Beautiful Day seeks to build onramps to employment for recently-arrived refugees.
We currently own a social enterprise–an artisan granola company. We nourish the health of our community by providing first jobs and on-the-job training for highly vulnerable populations while producing delicious locally-made food products. We are making plans for our own granola kitchen that can double as an incubator to help refugees start their own businesses. Our ultimate goal is to develop a transferable model that could serve vulnerable populations facing daunting job-entry barriers.
We chose the name Beautiful Day because we seek to empower people, whose lives have been shattered, to move forward one day at at time.
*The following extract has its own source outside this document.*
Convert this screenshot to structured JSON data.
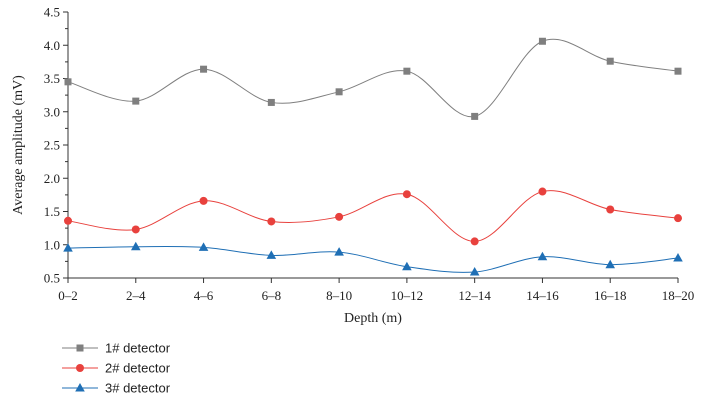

One of our convictions is that refugees who desperately want to work should have that opportunity. Refugees don’t flee their homes and all they’ve known and loved in hopes of receiving a welfare EBT card. They want to work. Many of them have already endured the very worst the world has to offer. Some have spent decades in camps on their journey to America. For them, a job is a sign of arrival and belonging. A job means they can finally start supporting themselves and their families. Jobs lead to learning and cultural understanding. Jobs build confidence and improve mental health. Jobs open the door to integration.
We believe that refugees are incredible gifts to our communities, yet we’re deeply concerned about the lack of hands-on job-training available to them. While cities like Providence invest resources in resettlement, the lack of onramps into work threaten to leave refugees hidden and marginalized.
So we decided to do something about it.